Oh well, I guess it’s time to look through some of the other FAA data files on the CD to see if there is more information that I can use.

C’est la vie.

4 thoughts on “Airway Intersections”

  1. Here’s a trick for you, Paul. Take a look at the DAFIF file for airways (I think it’s ATS/ATS.TXT, but you’ll have to check), and automatically flag all the intersections that appear in it.

    All the best,


  2. Actually, I’ve found a couple of promising things:

    – The FAA waypoint file lists what charts the waypoint appears on. I could give the option of waypoints that appear on low altitude en-route, high altitude en-route, instrument approachs, and/or none.

    – The DAFIF waypoint file has a “usage code” similar to the above (with “H” for “High altitude”, “L” for “Low altitude”, “B” for “Both”, “R” for “RNAV” and “T” for “Terminal”). The only wrinkle is that “I” and “IF” type fixes are mixed in there.

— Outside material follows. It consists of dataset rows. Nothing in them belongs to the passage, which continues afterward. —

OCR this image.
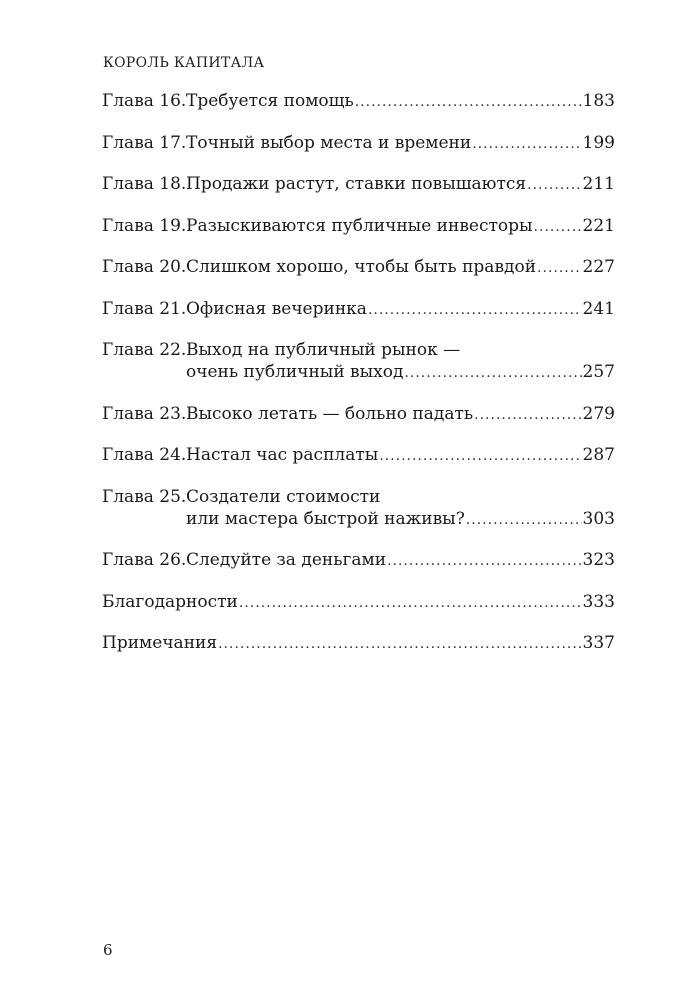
КОРОЛЬ КАПИТАЛА
Глава 16. Требуется помощь .....	183
Глава 17. Точный выбор места и времени .....	199
Глава 18. Продажи растут, ставки повышаются .....	211
Глава 19. Разыскиваются публичные инвесторы .....	221
Глава 20. Слишком хорошо, чтобы быть правдой .....	227
Глава 21. Офисная вечеринка .....	241
Глава 22. Выход на публичный рынок —
очень публичный выход .....	257
Глава 23. Высоко летать — больно падать .....	279
Глава 24. Настал час расплаты .....	287
Глава 25. Создатели стоимости
или мастера быстрой наживы? .....	303
Глава 26. Следуйте за деньгами .....	323
Благодарности .....	333
Примечания .....	337
6
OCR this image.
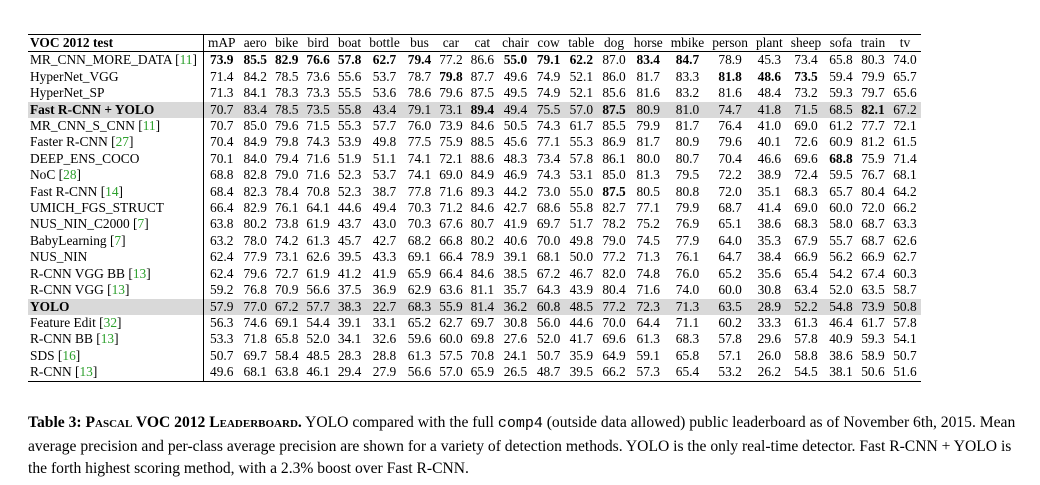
VOC 2012 test	mAP	aero	bike	bird	boat	bottle	bus	car	cat	chair	cow	table	dog	horse	mbike	person	plant	sheep	sofa	train	tv
MR_CNN_MORE_DATA [11]	73.9	85.5	82.9	76.6	57.8	62.7	79.4	77.2	86.6	55.0	79.1	62.2	87.0	83.4	84.7	78.9	45.3	73.4	65.8	80.3	74.0
HyperNet_VGG	71.4	84.2	78.5	73.6	55.6	53.7	78.7	79.8	87.7	49.6	74.9	52.1	86.0	81.7	83.3	81.8	48.6	73.5	59.4	79.9	65.7
HyperNet_SP	71.3	84.1	78.3	73.3	55.5	53.6	78.6	79.6	87.5	49.5	74.9	52.1	85.6	81.6	83.2	81.6	48.4	73.2	59.3	79.7	65.6
Fast R-CNN + YOLO	70.7	83.4	78.5	73.5	55.8	43.4	79.1	73.1	89.4	49.4	75.5	57.0	87.5	80.9	81.0	74.7	41.8	71.5	68.5	82.1	67.2
MR_CNN_S_CNN [11]	70.7	85.0	79.6	71.5	55.3	57.7	76.0	73.9	84.6	50.5	74.3	61.7	85.5	79.9	81.7	76.4	41.0	69.0	61.2	77.7	72.1
Faster R-CNN [27]	70.4	84.9	79.8	74.3	53.9	49.8	77.5	75.9	88.5	45.6	77.1	55.3	86.9	81.7	80.9	79.6	40.1	72.6	60.9	81.2	61.5
DEEP_ENS_COCO	70.1	84.0	79.4	71.6	51.9	51.1	74.1	72.1	88.6	48.3	73.4	57.8	86.1	80.0	80.7	70.4	46.6	69.6	68.8	75.9	71.4
NoC [28]	68.8	82.8	79.0	71.6	52.3	53.7	74.1	69.0	84.9	46.9	74.3	53.1	85.0	81.3	79.5	72.2	38.9	72.4	59.5	76.7	68.1
Fast R-CNN [14]	68.4	82.3	78.4	70.8	52.3	38.7	77.8	71.6	89.3	44.2	73.0	55.0	87.5	80.5	80.8	72.0	35.1	68.3	65.7	80.4	64.2
UMICH_FGS_STRUCT	66.4	82.9	76.1	64.1	44.6	49.4	70.3	71.2	84.6	42.7	68.6	55.8	82.7	77.1	79.9	68.7	41.4	69.0	60.0	72.0	66.2
NUS_NIN_C2000 [7]	63.8	80.2	73.8	61.9	43.7	43.0	70.3	67.6	80.7	41.9	69.7	51.7	78.2	75.2	76.9	65.1	38.6	68.3	58.0	68.7	63.3
BabyLearning [7]	63.2	78.0	74.2	61.3	45.7	42.7	68.2	66.8	80.2	40.6	70.0	49.8	79.0	74.5	77.9	64.0	35.3	67.9	55.7	68.7	62.6
NUS_NIN	62.4	77.9	73.1	62.6	39.5	43.3	69.1	66.4	78.9	39.1	68.1	50.0	77.2	71.3	76.1	64.7	38.4	66.9	56.2	66.9	62.7
R-CNN VGG BB [13]	62.4	79.6	72.7	61.9	41.2	41.9	65.9	66.4	84.6	38.5	67.2	46.7	82.0	74.8	76.0	65.2	35.6	65.4	54.2	67.4	60.3
R-CNN VGG [13]	59.2	76.8	70.9	56.6	37.5	36.9	62.9	63.6	81.1	35.7	64.3	43.9	80.4	71.6	74.0	60.0	30.8	63.4	52.0	63.5	58.7
YOLO	57.9	77.0	67.2	57.7	38.3	22.7	68.3	55.9	81.4	36.2	60.8	48.5	77.2	72.3	71.3	63.5	28.9	52.2	54.8	73.9	50.8
Feature Edit [32]	56.3	74.6	69.1	54.4	39.1	33.1	65.2	62.7	69.7	30.8	56.0	44.6	70.0	64.4	71.1	60.2	33.3	61.3	46.4	61.7	57.8
R-CNN BB [13]	53.3	71.8	65.8	52.0	34.1	32.6	59.6	60.0	69.8	27.6	52.0	41.7	69.6	61.3	68.3	57.8	29.6	57.8	40.9	59.3	54.1
SDS [16]	50.7	69.7	58.4	48.5	28.3	28.8	61.3	57.5	70.8	24.1	50.7	35.9	64.9	59.1	65.8	57.1	26.0	58.8	38.6	58.9	50.7
R-CNN [13]	49.6	68.1	63.8	46.1	29.4	27.9	56.6	57.0	65.9	26.5	48.7	39.5	66.2	57.3	65.4	53.2	26.2	54.5	38.1	50.6	51.6
Table 3: Pascal VOC 2012 Leaderboard. YOLO compared with the full comp4 (outside data allowed) public leaderboard as of November 6th, 2015. Mean average precision and per-class average precision are shown for a variety of detection methods. YOLO is the only real-time detector. Fast R-CNN + YOLO is the forth highest scoring method, with a 2.3% boost over Fast R-CNN.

    I think what I’m going to do is provide check boxes that give you “high”, “low” and “terminal” options, excluding “I” and “IF” DAFIF fixes.

  3. Just tuned into this one… I find myself wondering if you, Kyler Laird, and Paulo Sanchez ever had a conference about all the cool things that you could hack from the FAA databases. You’ve all done lots of great public domain work with them, separately.


  4. Have you guys heard that DAFIF will not be available to the public (even for sale) as of Oct 2005? It’s still up in the air whether or not the U.S. only DAFIF will be available to the public but outside the U.S. won’t be available. I heard this from the DAFIF top dude. Anybody else hear this?